The numbers, McEwan says, don't give him any cause for concern. The chef expects to sell between $25-million and $35-million of product in his first year. "I can be profitable here at $15-million, so I'm not concerned about the money."

McEwan, after all, has never gone broke overestimating the consumption habits of the city's moneyed class – he is famous for introducing a $38 hamburger at Bymark (it was scorned at first, and then copied by other chefs), and for being one of the first restaurateurs in the city to break the $40 entree barrier.

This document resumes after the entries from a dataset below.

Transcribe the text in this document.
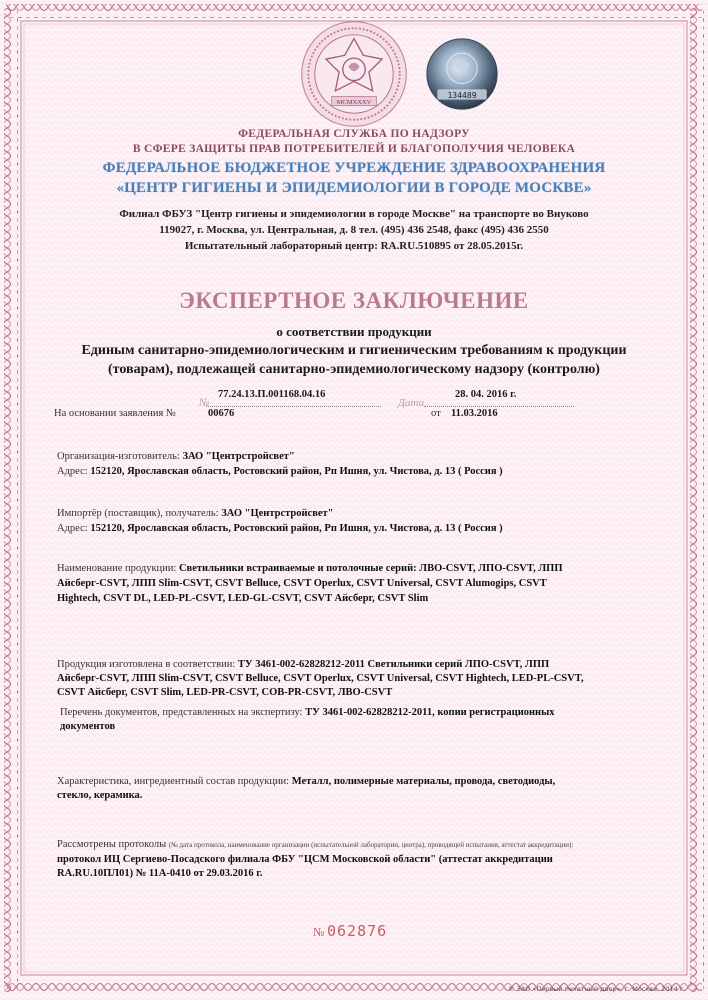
MCMXXXV
134489

ФЕДЕРАЛЬНАЯ СЛУЖБА ПО НАДЗОРУ

В СФЕРЕ ЗАЩИТЫ ПРАВ ПОТРЕБИТЕЛЕЙ И БЛАГОПОЛУЧИЯ ЧЕЛОВЕКА

ФЕДЕРАЛЬНОЕ БЮДЖЕТНОЕ УЧРЕЖДЕНИЕ ЗДРАВООХРАНЕНИЯ

«ЦЕНТР ГИГИЕНЫ И ЭПИДЕМИОЛОГИИ В ГОРОДЕ МОСКВЕ»

Филиал ФБУЗ "Центр гигиены и эпидемиологии в городе Москве" на транспорте во Внуково

119027, г. Москва, ул. Центральная, д. 8 тел. (495) 436 2548, факс (495) 436 2550

Испытательный лабораторный центр: RA.RU.510895 от 28.05.2015г.

ЭКСПЕРТНОЕ ЗАКЛЮЧЕНИЕ

о соответствии продукции

Единым санитарно-эпидемиологическим и гигиеническим требованиям к продукции

(товарам), подлежащей санитарно-эпидемиологическому надзору (контролю)

77.24.13.П.001168.04.16	28. 04. 2016 г.

№	Дата

На основании заявления №	00676	от 11.03.2016

Организация-изготовитель: ЗАО "Центрстройсвет"
Адрес: 152120, Ярославская область, Ростовский район, Рп Ишня, ул. Чистова, д. 13 ( Россия )
Импортёр (поставщик), получатель: ЗАО "Центрстройсвет"
Адрес: 152120, Ярославская область, Ростовский район, Рп Ишня, ул. Чистова, д. 13 ( Россия )
Наименование продукции: Светильники встраиваемые и потолочные серий: ЛВО-CSVT, ЛПО-CSVT, ЛПП
Айсберг-CSVT, ЛПП Slim-CSVT, CSVT Belluce, CSVT Operlux, CSVT Universal, CSVT Alumogips, CSVT
Hightech, CSVT DL, LED-PL-CSVT, LED-GL-CSVT, CSVT Айсберг, CSVT Slim
Продукция изготовлена в соответствии: ТУ 3461-002-62828212-2011 Светильники серий ЛПО-CSVT, ЛПП
Айсберг-CSVT, ЛПП Slim-CSVT, CSVT Belluce, CSVT Operlux, CSVT Universal, CSVT Hightech, LED-PL-CSVT,
CSVT Айсберг, CSVT Slim, LED-PR-CSVT, COB-PR-CSVT, ЛВО-CSVT
Перечень документов, представленных на экспертизу: ТУ 3461-002-62828212-2011, копии регистрационных
документов
Характеристика, ингредиентный состав продукции: Металл, полимерные материалы, провода, светодиоды,
стекло, керамика.
Рассмотрены протоколы (№ дата протокола, наименование организации (испытательной лаборатории, центра), проводящей испытания, аттестат аккредитации):
протокол ИЦ Сергиево-Посадского филиала ФБУ "ЦСМ Московской области" (аттестат аккредитации
RA.RU.10ПЛ01) № 11А-0410 от 29.03.2016 г.

№ 062876

© ЗАО «Первый печатный двор», г. Москва, 2014 г.
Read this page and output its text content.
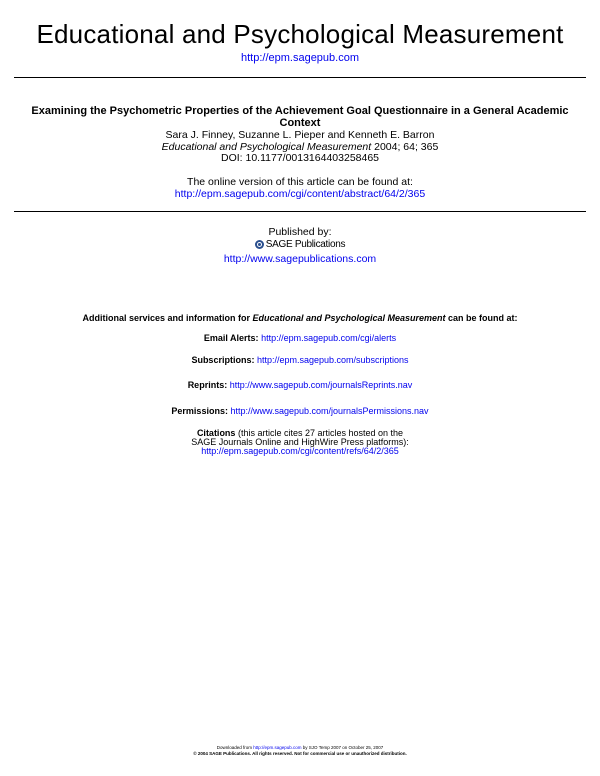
Educational and Psychological Measurement
http://epm.sagepub.com
Examining the Psychometric Properties of the Achievement Goal Questionnaire in a General Academic
Context
Sara J. Finney, Suzanne L. Pieper and Kenneth E. Barron
Educational and Psychological Measurement 2004; 64; 365
DOI: 10.1177/0013164403258465
The online version of this article can be found at:
http://epm.sagepub.com/cgi/content/abstract/64/2/365
Published by:
SAGE Publications
http://www.sagepublications.com
Additional services and information for Educational and Psychological Measurement can be found at:
Email Alerts: http://epm.sagepub.com/cgi/alerts
Subscriptions: http://epm.sagepub.com/subscriptions
Reprints: http://www.sagepub.com/journalsReprints.nav
Permissions: http://www.sagepub.com/journalsPermissions.nav
Citations (this article cites 27 articles hosted on the
SAGE Journals Online and HighWire Press platforms):
http://epm.sagepub.com/cgi/content/refs/64/2/365
Downloaded from http://epm.sagepub.com by SJO Temp 2007 on October 25, 2007
© 2004 SAGE Publications. All rights reserved. Not for commercial use or unauthorized distribution.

And McEwan isn't new to recessions. When he opened North 44{ring} nearly 20 years ago now, his renovation of the restaurant ran way over budget at $1.7-million–an almost unheard-of sum in those days – and then the Bob Rae recession hit. "I survived it, never missed a payment, never screwed anybody, lived up to all my obligations," McEwan says. He learns from his mistakes, too: Bymark opened under budget, McEwan says, and now operates debt-free. "I'm comfortable with food and I'm comfortable with retail and I'm comfortable with clients. Business is nothing but formulas. It either makes sense or it doesn't make sense. And if you don't know, you find out."

He's already got his sights on another location – the second of five stores he intends to open in the next five years.

Retailing, McEwan says, is easy if you're smart, and you pick the right spots and you're willing to get away from the herd. "I had many, many nights where I'd sit up and think, What have I forgotten? What am I not thinking of? What's going to hit me? Because something always hits you. You always have one of those holy shit moments at the end where you think, why did that not occur to me.

"What has surprised me most about retail is that I've not really been surprised."